There is a telling illustration of how the Hebrews understand salvation in the Gospel of Matthew where Jesus speaks of the final hour when the King will “separate between the sheep and goats” (Mt. 25:31-36). Who are those among the nations that will be resurrected and enter eternal life? Jesus makes it very clear that the work of salvation here on earth has to do with getting involved in the lives of the needy and helping them in their everyday lives. “For I was hungry and you gave me something to eat, thirsty and you gave me drink, I was a stranger and you welcomed me in, I needed clothes and you clothed me, I was sick and you looked after me, I was in prison and you visited me” (vs. 35-36).

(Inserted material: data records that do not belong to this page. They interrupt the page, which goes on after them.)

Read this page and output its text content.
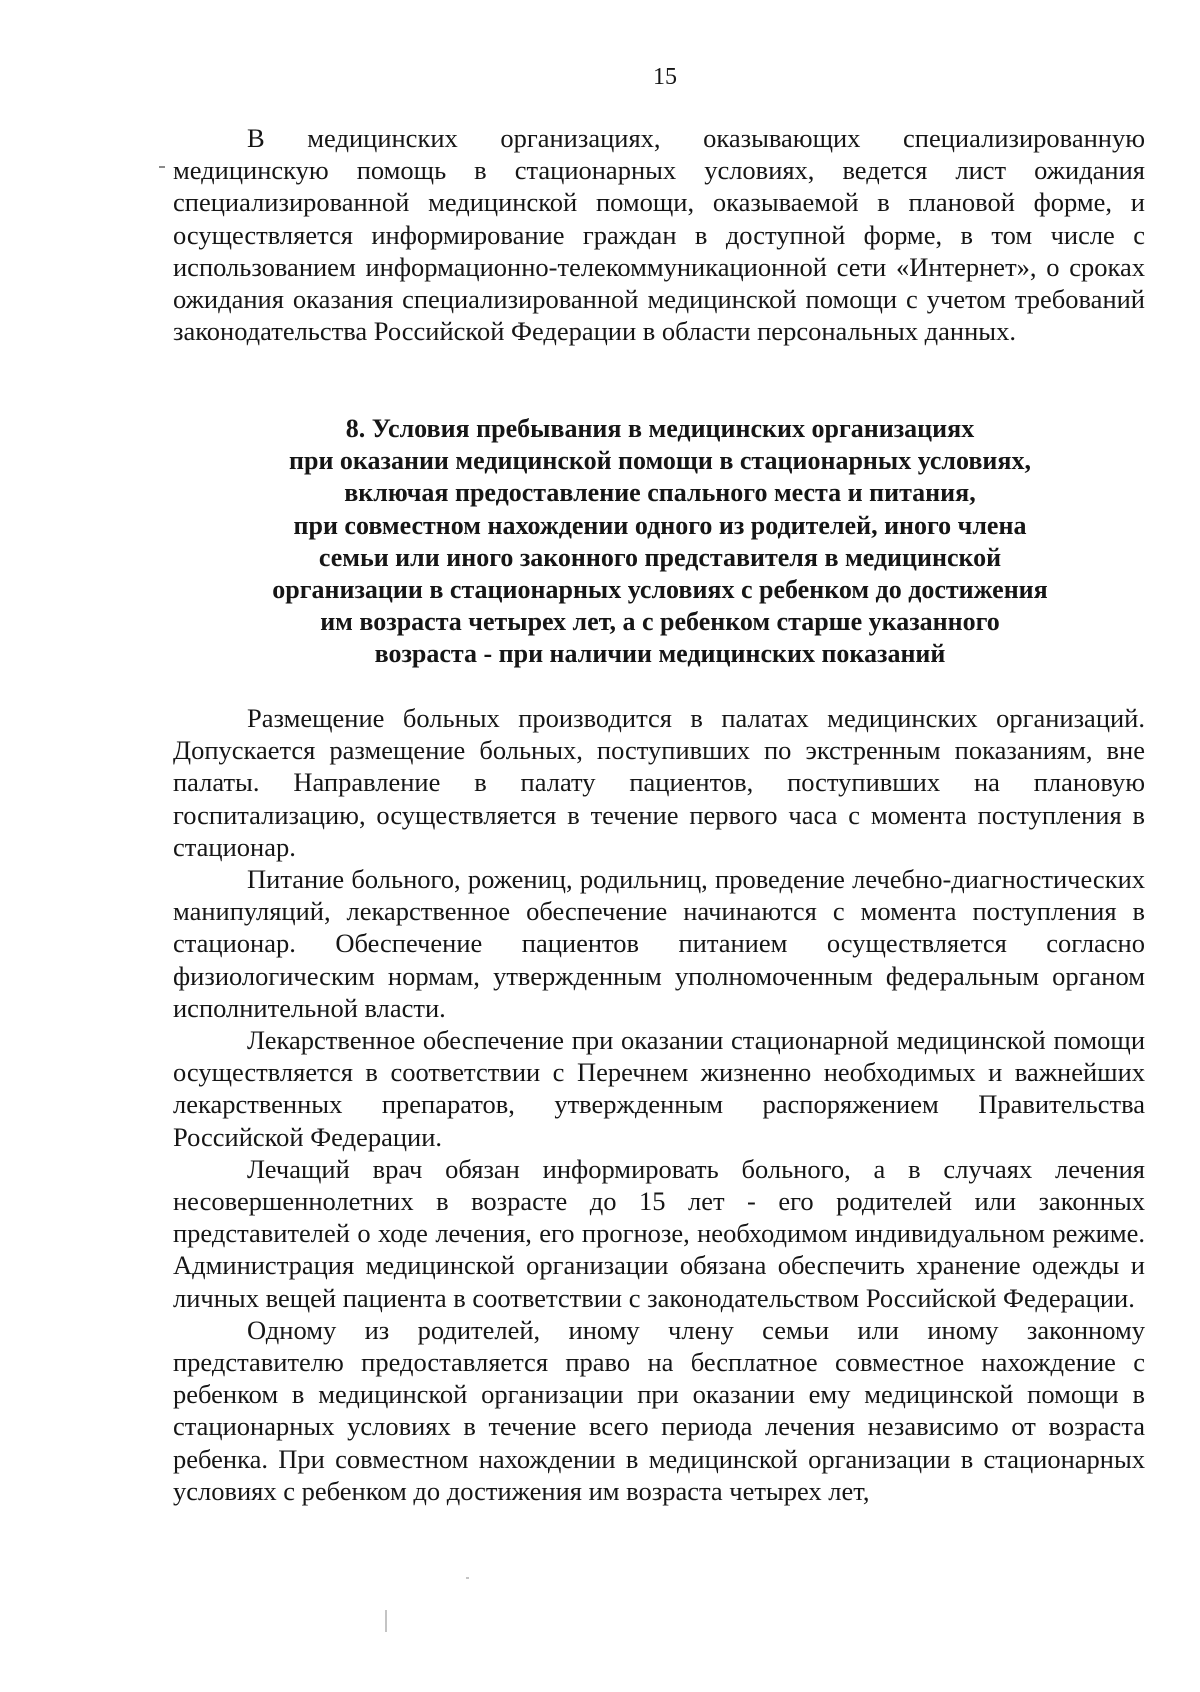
15

В медицинских организациях, оказывающих специализированную медицинскую помощь в стационарных условиях, ведется лист ожидания специализированной медицинской помощи, оказываемой в плановой форме, и осуществляется информирование граждан в доступной форме, в том числе с использованием информационно-телекоммуникационной сети «Интернет», о сроках ожидания оказания специализированной медицинской помощи с учетом требований законодательства Российской Федерации в области персональных данных.

8. Условия пребывания в медицинских организациях
при оказании медицинской помощи в стационарных условиях,
включая предоставление спального места и питания,
при совместном нахождении одного из родителей, иного члена
семьи или иного законного представителя в медицинской
организации в стационарных условиях с ребенком до достижения
им возраста четырех лет, а с ребенком старше указанного
возраста - при наличии медицинских показаний

Размещение больных производится в палатах медицинских организаций. Допускается размещение больных, поступивших по экстренным показаниям, вне палаты. Направление в палату пациентов, поступивших на плановую госпитализацию, осуществляется в течение первого часа с момента поступления в стационар.

Питание больного, рожениц, родильниц, проведение лечебно-диагностических манипуляций, лекарственное обеспечение начинаются с момента поступления в стационар. Обеспечение пациентов питанием осуществляется согласно физиологическим нормам, утвержденным уполномоченным федеральным органом исполнительной власти.

Лекарственное обеспечение при оказании стационарной медицинской помощи осуществляется в соответствии с Перечнем жизненно необходимых и важнейших лекарственных препаратов, утвержденным распоряжением Правительства Российской Федерации.

Лечащий врач обязан информировать больного, а в случаях лечения несовершеннолетних в возрасте до 15 лет - его родителей или законных представителей о ходе лечения, его прогнозе, необходимом индивидуальном режиме. Администрация медицинской организации обязана обеспечить хранение одежды и личных вещей пациента в соответствии с законодательством Российской Федерации.

Одному из родителей, иному члену семьи или иному законному представителю предоставляется право на бесплатное совместное нахождение с ребенком в медицинской организации при оказании ему медицинской помощи в стационарных условиях в течение всего периода лечения независимо от возраста ребенка. При совместном нахождении в медицинской организации в стационарных условиях с ребенком до достижения им возраста четырех лет,
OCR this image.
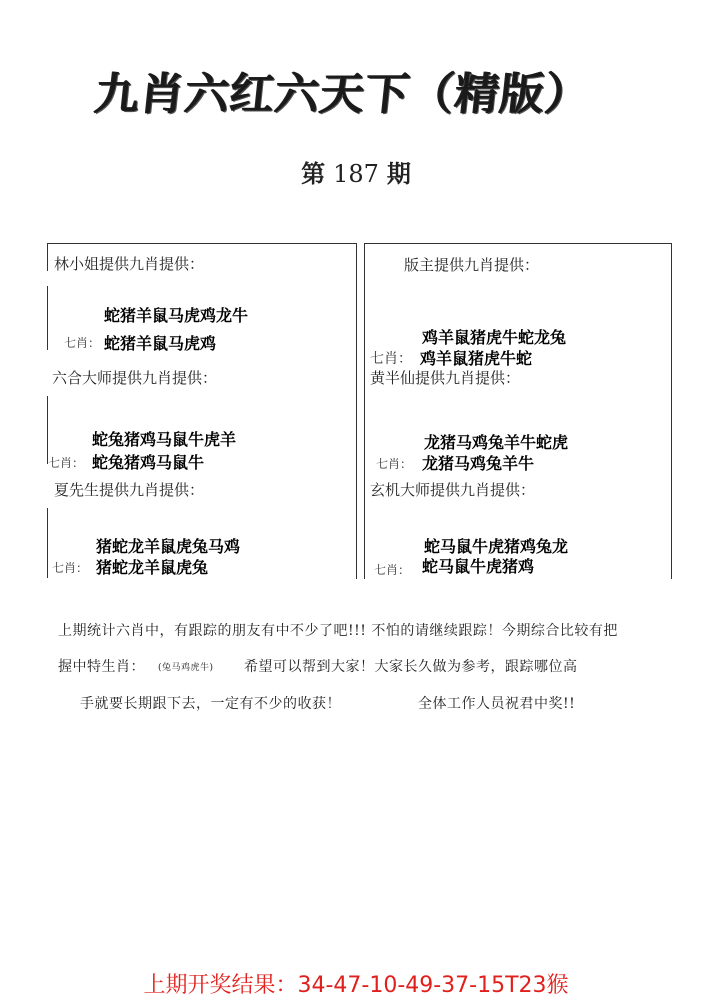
九肖六红六天下（精版）
第 187 期
林小姐提供九肖提供：
蛇猪羊鼠马虎鸡龙牛
七肖： 蛇猪羊鼠马虎鸡
六合大师提供九肖提供：
蛇兔猪鸡马鼠牛虎羊
七肖： 蛇兔猪鸡马鼠牛
夏先生提供九肖提供：
猪蛇龙羊鼠虎兔马鸡
七肖： 猪蛇龙羊鼠虎兔
版主提供九肖提供：
鸡羊鼠猪虎牛蛇龙兔
七肖： 鸡羊鼠猪虎牛蛇
黄半仙提供九肖提供：
龙猪马鸡兔羊牛蛇虎
七肖： 龙猪马鸡兔羊牛
玄机大师提供九肖提供：
蛇马鼠牛虎猪鸡兔龙
七肖： 蛇马鼠牛虎猪鸡
上期统计六肖中，有跟踪的朋友有中不少了吧!!! 不怕的请继续跟踪！今期综合比较有把
握中特生肖： (兔马鸡虎牛) 希望可以帮到大家！大家长久做为参考，跟踪哪位高
手就要长期跟下去，一定有不少的收获！	全体工作人员祝君中奖!!
上期开奖结果：34-47-10-49-37-15T23猴
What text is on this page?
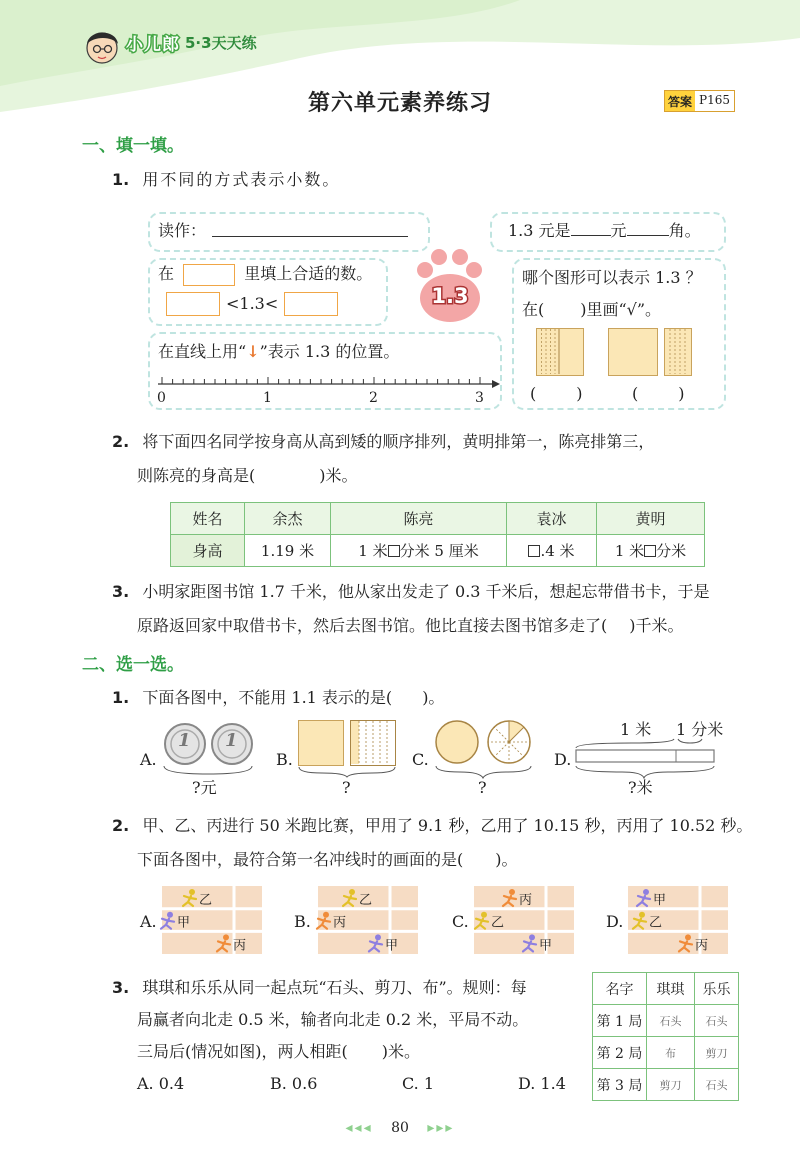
小儿郎 5·3天天练
第六单元素养练习	答案 P165
一、填一填。
1. 用不同的方式表示小数。
读作：	1.3 元是	元	角。
在	里填上合适的数。
<1.3<	1.3
哪个图形可以表示 1.3 ？
在( )里画“√”。
(	)	(	)
在直线上用“↓”表示 1.3 的位置。
0	1	2	3
2. 将下面四名同学按身高从高到矮的顺序排列，黄明排第一，陈亮排第三，
则陈亮的身高是(	)米。
姓名	余杰	陈亮	袁冰	黄明
身高	1.19 米	1 米 分米 5 厘米	.4 米	1 米 分米
3. 小明家距图书馆 1.7 千米，他从家出发走了 0.3 千米后，想起忘带借书卡，于是
原路返回家中取借书卡，然后去图书馆。他比直接去图书馆多走了( )千米。
二、选一选。
1. 下面各图中，不能用 1.1 表示的是( )。
A.
1 1
?元
B.
?
C.
?
D.
1 米 1 分米
?米
2. 甲、乙、丙进行 50 米跑比赛，甲用了 9.1 秒，乙用了 10.15 秒，丙用了 10.52 秒。
下面各图中，最符合第一名冲线时的画面的是( )。
A.	B.	C.	D.
乙
甲
丙
乙
丙
甲
丙
乙
甲
甲
乙
丙
3. 琪琪和乐乐从同一起点玩“石头、剪刀、布”。规则：每
局赢者向北走 0.5 米，输者向北走 0.2 米，平局不动。
三局后(情况如图)，两人相距( )米。
A. 0.4	B. 0.6	C. 1	D. 1.4
名字	琪琪	乐乐
第 1 局	石头	石头
第 2 局	布	剪刀
第 3 局	剪刀	石头
◂◂◂ 80 ▸▸▸
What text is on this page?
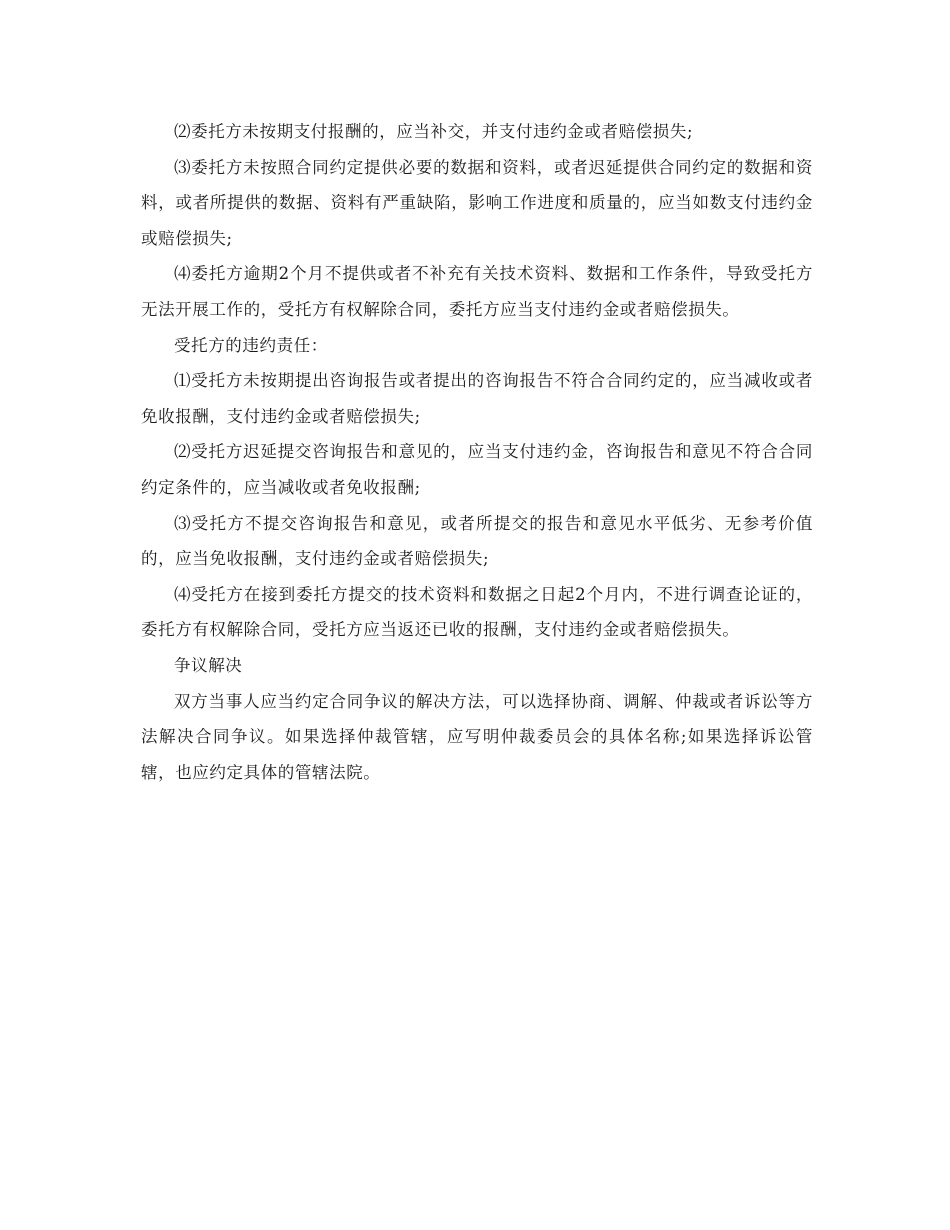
⑵委托方未按期支付报酬的，应当补交，并支付违约金或者赔偿损失;

⑶委托方未按照合同约定提供必要的数据和资料，或者迟延提供合同约定的数据和资料，或者所提供的数据、资料有严重缺陷，影响工作进度和质量的，应当如数支付违约金或赔偿损失;

⑷委托方逾期2个月不提供或者不补充有关技术资料、数据和工作条件，导致受托方无法开展工作的，受托方有权解除合同，委托方应当支付违约金或者赔偿损失。

受托方的违约责任：

⑴受托方未按期提出咨询报告或者提出的咨询报告不符合合同约定的，应当减收或者免收报酬，支付违约金或者赔偿损失;

⑵受托方迟延提交咨询报告和意见的，应当支付违约金，咨询报告和意见不符合合同约定条件的，应当减收或者免收报酬;

⑶受托方不提交咨询报告和意见，或者所提交的报告和意见水平低劣、无参考价值的，应当免收报酬，支付违约金或者赔偿损失;

⑷受托方在接到委托方提交的技术资料和数据之日起2个月内，不进行调查论证的，委托方有权解除合同，受托方应当返还已收的报酬，支付违约金或者赔偿损失。

争议解决

双方当事人应当约定合同争议的解决方法，可以选择协商、调解、仲裁或者诉讼等方法解决合同争议。如果选择仲裁管辖，应写明仲裁委员会的具体名称;如果选择诉讼管辖，也应约定具体的管辖法院。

I copied these verses here because reading them makes me shudder to think just how far we have strayed from God’s ways of salvation.
To repeat, salvation has to do with the entirety of life, not just after we die, and means getting our hands dirty and getting involved in the lives of people, particularly the needy and oppressed, something the Hebrews were always keen to do, and so should we.
Yeshua, Hebrew for Salvation
Names were important to the Hebrews. A name represented the character, destiny and reputation of the one to whom it was given. That is why Moses forbade defaming another’s name by false witness (Ex. 20:16). Indeed, “A good name (reputation) is more valuable that great riches” (Prov. 22:1).
Jesus was given the Hebrew name Yeshua meaning “salvation.” In his teaching and healing ministry here on earth, especially among the outcasts of society, Jesus demonstrated the power of his salvation. Salvation through Jesus broke the chains off the oppressed, healed the sick and restored blessings to the people who were cursed. If we remove the “Jewishness” from Jesus and his name, as much of the Church through the centuries has done, we also lose the true meaning of Yeshua’s salvation.
We might say that the life of Jesus was a commentary on his name, and he did not come to help people escape their lives on earth. He came to set people free from sin, sickness and oppression. By his example he teaches us to get involved in the lives of others, and not to look the other way even if it is towards heaven (or towards Jerusalem, as in the parable of the Good Samaritan where the religious just walked right past the person in need).
This is the work of Yeshua, and this should be the work of his followers – to bring salvation to the people down here on earth.